Frequenza cardiaca e rischio cardiovascolare
La frequenza cardiaca è la risultante della modulazione esercitata dal sistema nervoso autonomo sull’attività intrinseca del pacemaker sinusale. Variazioni di frequenza cardiaca, mediate generalmente dall’azione reciproca di vago e simpatico, rappresentano la risposta finale di una serie di circuiti nervosi volti a garantire la stabilità e/o gli adattamenti dei sistemi circolatorio e cardiorespiratorio. Un incremento dell’attività simpatica non adeguatamente controbilanciato dall’attività vagale sottende la presenza di tachicardia a riposo e influenza negativamente aspetti metabolici, emodinamici ed elettrofisiologici della funzione cardiaca favorendo lo sviluppo di ipertensione arteriosa e lesioni aterosclerotiche e contribuendo all’insorgenza di eventi cardiovascolari.

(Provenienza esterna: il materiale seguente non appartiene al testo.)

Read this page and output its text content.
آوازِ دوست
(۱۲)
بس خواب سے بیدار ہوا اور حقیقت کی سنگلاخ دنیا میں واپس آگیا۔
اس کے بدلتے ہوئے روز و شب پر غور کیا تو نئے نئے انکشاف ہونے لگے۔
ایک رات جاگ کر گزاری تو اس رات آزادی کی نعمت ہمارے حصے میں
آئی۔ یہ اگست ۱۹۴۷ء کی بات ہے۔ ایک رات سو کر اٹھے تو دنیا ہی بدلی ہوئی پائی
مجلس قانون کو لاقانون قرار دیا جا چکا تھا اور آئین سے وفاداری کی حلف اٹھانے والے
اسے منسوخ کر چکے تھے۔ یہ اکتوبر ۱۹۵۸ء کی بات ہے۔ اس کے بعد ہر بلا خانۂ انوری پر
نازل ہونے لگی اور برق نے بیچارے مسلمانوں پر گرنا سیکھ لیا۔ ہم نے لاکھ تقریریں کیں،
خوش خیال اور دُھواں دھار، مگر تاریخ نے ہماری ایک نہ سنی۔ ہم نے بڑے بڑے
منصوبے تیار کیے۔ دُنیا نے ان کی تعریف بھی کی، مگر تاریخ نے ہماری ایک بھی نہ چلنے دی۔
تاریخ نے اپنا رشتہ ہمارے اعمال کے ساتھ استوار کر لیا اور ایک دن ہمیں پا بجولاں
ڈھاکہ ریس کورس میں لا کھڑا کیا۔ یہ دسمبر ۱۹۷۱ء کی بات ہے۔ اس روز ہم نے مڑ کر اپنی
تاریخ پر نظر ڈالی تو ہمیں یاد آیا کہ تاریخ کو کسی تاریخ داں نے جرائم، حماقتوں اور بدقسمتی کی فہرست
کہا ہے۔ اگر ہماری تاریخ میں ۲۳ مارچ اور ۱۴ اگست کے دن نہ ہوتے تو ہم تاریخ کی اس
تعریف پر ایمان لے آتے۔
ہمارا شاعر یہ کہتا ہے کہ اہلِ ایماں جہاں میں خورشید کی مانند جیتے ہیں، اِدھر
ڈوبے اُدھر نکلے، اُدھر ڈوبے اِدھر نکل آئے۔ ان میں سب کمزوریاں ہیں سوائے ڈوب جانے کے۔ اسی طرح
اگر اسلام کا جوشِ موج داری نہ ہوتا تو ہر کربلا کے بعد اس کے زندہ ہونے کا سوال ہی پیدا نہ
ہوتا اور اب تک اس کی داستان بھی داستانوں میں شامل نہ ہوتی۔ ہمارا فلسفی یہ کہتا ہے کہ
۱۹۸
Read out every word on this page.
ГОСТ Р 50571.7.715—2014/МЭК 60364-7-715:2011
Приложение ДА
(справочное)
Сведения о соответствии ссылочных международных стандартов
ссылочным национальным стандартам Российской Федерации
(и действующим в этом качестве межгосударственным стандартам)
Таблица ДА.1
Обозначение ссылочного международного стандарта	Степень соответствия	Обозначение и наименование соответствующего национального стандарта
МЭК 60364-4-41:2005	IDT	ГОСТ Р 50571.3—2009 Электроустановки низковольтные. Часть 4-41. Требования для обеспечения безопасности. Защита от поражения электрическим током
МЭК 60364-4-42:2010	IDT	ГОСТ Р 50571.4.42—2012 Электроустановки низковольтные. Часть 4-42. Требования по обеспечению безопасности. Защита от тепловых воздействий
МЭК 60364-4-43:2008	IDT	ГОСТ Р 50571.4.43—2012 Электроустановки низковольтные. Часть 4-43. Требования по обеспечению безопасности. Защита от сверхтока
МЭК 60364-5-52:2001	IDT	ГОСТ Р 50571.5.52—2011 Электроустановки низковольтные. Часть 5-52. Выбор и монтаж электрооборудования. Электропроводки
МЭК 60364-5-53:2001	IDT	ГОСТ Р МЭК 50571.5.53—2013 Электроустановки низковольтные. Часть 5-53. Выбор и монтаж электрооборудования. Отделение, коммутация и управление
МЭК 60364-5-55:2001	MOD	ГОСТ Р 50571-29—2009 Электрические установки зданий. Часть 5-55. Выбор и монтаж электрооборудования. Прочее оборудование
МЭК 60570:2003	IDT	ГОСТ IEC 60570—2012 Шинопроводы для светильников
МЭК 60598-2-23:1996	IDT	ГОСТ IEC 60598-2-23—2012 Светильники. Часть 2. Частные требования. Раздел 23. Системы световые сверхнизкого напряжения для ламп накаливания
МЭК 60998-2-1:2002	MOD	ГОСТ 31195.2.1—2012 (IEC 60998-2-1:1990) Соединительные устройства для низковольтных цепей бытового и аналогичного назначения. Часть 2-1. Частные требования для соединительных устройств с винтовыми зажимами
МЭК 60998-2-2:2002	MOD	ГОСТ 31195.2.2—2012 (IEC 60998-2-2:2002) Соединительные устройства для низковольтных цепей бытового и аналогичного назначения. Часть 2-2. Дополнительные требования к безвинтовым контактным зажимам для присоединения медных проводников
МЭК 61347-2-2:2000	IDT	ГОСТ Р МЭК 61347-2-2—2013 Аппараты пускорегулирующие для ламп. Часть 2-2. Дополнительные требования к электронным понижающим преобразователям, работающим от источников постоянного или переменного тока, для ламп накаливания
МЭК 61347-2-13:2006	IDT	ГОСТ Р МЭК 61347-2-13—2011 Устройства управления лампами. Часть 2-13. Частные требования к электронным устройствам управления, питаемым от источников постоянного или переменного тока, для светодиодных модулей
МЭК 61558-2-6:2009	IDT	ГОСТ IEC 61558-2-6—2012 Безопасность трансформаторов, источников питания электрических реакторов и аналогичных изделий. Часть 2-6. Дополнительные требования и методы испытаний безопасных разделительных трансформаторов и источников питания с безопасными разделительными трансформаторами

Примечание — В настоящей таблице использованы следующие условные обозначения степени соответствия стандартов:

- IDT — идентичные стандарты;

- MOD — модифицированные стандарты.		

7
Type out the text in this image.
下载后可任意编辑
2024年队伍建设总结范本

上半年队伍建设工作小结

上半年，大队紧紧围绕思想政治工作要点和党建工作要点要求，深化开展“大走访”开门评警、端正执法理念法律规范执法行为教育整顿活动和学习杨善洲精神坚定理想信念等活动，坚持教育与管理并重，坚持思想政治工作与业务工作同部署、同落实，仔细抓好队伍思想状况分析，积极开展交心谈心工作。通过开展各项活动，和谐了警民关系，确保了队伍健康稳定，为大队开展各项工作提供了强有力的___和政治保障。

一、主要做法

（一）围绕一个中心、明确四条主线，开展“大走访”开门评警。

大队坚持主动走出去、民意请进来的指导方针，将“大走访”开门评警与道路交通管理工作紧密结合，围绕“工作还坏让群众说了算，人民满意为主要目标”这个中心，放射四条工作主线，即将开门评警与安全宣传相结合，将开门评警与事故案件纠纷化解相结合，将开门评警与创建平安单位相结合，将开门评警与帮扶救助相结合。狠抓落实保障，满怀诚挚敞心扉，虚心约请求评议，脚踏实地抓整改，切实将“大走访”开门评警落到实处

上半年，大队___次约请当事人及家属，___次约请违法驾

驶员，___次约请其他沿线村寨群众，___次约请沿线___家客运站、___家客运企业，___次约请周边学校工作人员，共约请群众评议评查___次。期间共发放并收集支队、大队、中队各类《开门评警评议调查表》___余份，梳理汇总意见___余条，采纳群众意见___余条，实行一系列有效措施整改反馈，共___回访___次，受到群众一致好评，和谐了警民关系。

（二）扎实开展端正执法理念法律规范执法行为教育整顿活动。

Evidenze epidemiologiche, nella popolazione generale, dimostrano un aumento del rischio di morte totale e coronarica in relazione all’aumentare della frequenza cardiaca a riposo, indipendentemente dai tradizionali fattori di rischio coronarico, inclusa l’ipertensione arteriosa. Il ruolo negativo della tachicardia in pazienti cardiopatici trova una conferma incontrovertibile nella relazione lineare tra guadagno in termini di sopravvivenza e riduzione di frequenza cardiaca offerta dall’insieme degli studi sui betabloccanti.
La mancanza di valori normali di riferimento definiti dopo correzione per il valore individuale di frequenza cardiaca intrinseca limita l’uso della semplice determinazione del valore di frequenza cardiaca a riposo come indicatore di rischio in soggetti in assenza di cardiopatia nota. Sebbene alcuni studi suggeriscano un valore incrementale della variabilità della frequenza cardiaca come predittore di rischio mancano evidenze definitive.